The federal indictment of a man who the United States government says is "The Hacker," an infamous criminal, is notably lengthy, alleging more than 70 counts of white collar crime charges that include conspiracy, Internet crimes, identity theft, bank fraud, money laundering and additional matters.
Defense attorneys counter that, notwithstanding prosecutors' portrayal of the suspect, the manner in which the government pursued and apprehended him, and collected evidence, was blatantly intrusive and overreaching. They have filed a motion to suppress all evidence obtained through federal agents' use of cutting-edge technology termed the "stingray" that was not disclosed to a magistrate when investigators sought a search warrant to track down the suspect.
What agents in California reportedly did do was merely tell that magistrate that they were seeking to obtain information from Verizon to help find the whereabouts of the suspect. The motion states that they made no mention whatever of the stingray device or their intent to independently employ it, thus circumventing judicial discretion in determining the merit and scope of the warrant request.

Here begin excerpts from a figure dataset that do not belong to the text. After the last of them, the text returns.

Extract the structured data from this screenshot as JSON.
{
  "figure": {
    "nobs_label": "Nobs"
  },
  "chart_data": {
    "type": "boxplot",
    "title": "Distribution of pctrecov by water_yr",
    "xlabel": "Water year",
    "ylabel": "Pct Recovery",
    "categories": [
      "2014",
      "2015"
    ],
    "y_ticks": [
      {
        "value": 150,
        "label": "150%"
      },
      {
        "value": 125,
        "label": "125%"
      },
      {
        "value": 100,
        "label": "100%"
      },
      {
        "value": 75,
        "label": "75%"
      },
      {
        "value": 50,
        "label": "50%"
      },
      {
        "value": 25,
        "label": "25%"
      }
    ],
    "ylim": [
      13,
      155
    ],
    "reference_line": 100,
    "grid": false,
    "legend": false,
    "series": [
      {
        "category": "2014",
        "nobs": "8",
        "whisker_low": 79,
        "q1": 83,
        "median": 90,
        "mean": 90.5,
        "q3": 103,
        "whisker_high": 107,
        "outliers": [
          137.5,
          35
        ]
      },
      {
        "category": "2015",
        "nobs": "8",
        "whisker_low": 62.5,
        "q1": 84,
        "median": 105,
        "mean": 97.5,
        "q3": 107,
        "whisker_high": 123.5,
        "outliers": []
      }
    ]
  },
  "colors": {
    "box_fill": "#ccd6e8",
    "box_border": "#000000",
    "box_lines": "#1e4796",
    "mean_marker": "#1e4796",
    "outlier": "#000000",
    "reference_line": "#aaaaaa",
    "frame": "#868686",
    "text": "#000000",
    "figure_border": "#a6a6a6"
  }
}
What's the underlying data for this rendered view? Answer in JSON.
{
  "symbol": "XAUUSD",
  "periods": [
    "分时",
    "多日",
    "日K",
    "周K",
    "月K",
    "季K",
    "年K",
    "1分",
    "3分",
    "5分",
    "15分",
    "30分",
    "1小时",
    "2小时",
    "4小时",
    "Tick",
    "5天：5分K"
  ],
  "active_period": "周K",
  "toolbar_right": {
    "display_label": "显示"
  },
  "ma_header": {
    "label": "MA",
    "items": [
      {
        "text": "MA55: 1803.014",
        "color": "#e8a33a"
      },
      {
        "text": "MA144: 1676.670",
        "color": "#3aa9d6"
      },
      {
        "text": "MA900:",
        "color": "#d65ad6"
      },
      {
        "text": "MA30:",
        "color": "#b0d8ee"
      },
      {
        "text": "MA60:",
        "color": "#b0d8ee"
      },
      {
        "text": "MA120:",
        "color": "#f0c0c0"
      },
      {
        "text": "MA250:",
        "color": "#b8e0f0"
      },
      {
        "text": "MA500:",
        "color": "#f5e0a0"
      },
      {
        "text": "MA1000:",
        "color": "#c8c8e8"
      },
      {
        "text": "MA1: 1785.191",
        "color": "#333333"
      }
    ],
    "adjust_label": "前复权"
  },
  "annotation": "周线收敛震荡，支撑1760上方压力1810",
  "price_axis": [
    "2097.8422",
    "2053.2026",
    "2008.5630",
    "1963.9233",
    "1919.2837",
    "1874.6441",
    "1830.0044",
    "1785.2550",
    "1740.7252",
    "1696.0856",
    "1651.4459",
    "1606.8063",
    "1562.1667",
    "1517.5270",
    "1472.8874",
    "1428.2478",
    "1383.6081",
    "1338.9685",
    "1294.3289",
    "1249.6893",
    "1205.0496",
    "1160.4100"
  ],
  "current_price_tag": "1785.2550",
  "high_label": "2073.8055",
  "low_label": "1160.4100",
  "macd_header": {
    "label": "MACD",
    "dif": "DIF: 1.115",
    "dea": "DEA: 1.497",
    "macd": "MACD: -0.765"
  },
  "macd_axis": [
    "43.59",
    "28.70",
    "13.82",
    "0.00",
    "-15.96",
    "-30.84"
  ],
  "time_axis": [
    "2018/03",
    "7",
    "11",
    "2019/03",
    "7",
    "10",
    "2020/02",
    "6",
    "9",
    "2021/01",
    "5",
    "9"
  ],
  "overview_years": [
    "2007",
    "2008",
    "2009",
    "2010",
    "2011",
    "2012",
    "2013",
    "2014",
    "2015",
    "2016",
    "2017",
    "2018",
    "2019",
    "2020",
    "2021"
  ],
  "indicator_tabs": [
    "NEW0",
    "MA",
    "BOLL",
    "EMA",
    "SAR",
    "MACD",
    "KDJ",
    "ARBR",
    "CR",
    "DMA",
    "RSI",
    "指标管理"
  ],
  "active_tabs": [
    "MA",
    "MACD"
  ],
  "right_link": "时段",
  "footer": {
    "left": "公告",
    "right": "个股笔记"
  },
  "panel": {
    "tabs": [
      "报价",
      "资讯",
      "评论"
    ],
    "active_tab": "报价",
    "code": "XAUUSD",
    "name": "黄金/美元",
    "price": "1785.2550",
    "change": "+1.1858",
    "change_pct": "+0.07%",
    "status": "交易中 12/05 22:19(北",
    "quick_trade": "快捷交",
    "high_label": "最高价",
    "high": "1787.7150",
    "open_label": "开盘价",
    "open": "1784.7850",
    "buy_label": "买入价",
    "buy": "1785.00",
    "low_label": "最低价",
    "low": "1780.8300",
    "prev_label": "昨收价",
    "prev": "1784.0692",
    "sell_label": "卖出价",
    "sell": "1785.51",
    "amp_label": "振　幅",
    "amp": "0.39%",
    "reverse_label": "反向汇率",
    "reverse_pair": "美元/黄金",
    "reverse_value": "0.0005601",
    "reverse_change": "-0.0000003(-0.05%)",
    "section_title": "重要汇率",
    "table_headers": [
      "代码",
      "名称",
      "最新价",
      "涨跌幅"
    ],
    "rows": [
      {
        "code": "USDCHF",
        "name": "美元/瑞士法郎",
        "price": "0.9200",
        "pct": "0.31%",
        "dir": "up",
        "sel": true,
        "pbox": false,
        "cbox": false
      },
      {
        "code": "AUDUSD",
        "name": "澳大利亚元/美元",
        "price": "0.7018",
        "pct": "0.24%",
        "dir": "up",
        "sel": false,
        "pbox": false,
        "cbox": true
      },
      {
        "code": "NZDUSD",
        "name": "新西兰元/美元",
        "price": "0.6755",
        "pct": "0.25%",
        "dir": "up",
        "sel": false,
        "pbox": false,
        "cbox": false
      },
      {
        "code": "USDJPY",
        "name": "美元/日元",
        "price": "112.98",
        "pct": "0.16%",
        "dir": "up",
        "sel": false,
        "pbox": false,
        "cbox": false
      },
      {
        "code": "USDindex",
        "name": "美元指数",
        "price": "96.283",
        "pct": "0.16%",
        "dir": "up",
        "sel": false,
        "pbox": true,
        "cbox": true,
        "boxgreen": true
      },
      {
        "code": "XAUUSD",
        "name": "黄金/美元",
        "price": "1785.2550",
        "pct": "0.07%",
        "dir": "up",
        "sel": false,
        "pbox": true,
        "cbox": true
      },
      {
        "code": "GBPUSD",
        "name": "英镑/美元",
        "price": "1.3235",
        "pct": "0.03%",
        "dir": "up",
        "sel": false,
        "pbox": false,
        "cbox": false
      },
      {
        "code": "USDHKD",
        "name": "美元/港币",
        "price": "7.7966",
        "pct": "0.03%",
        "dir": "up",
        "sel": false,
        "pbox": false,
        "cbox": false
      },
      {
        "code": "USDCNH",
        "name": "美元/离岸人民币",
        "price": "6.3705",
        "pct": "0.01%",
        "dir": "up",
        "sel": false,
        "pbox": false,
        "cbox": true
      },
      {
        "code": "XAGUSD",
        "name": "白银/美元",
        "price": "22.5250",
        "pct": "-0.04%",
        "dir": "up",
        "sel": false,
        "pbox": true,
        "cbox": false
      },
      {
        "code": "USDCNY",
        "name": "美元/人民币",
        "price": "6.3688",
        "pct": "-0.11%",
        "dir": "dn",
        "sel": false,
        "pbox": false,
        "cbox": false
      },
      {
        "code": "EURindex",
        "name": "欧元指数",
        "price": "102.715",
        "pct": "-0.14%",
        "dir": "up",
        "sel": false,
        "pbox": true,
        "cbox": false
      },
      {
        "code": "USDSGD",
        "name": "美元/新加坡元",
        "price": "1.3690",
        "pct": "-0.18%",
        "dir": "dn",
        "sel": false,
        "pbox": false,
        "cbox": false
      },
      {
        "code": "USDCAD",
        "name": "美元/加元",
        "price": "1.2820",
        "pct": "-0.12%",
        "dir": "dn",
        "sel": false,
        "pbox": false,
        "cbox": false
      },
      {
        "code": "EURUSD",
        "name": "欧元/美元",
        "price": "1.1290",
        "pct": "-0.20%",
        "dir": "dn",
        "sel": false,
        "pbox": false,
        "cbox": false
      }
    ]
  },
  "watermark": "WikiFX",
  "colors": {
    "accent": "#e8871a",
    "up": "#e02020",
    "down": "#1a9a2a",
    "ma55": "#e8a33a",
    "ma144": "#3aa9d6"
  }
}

The stingray essentially allows agents to simulate a cell tower down to the size of a small box, which investigators can use out of a truck or van. Federal agents were reportedly using the device routinely in the field in many cases without disclosing its existence in warrant requests. A centrally notable problem with it, say defense attorneys, is that it can send signals to and collect information from suspects "and third parties alike," which it did in the Hacker's case.
The suspect was arrested after the stingray pinpointed his location, and agents used information from his home computer to indict him.
The ACLU has also filed a brief in the matter, and a federal judge ruled recently that the FBI must immediately release stingray-related information requested under the Freedom of Information Act by an advocacy group promoting privacy rights.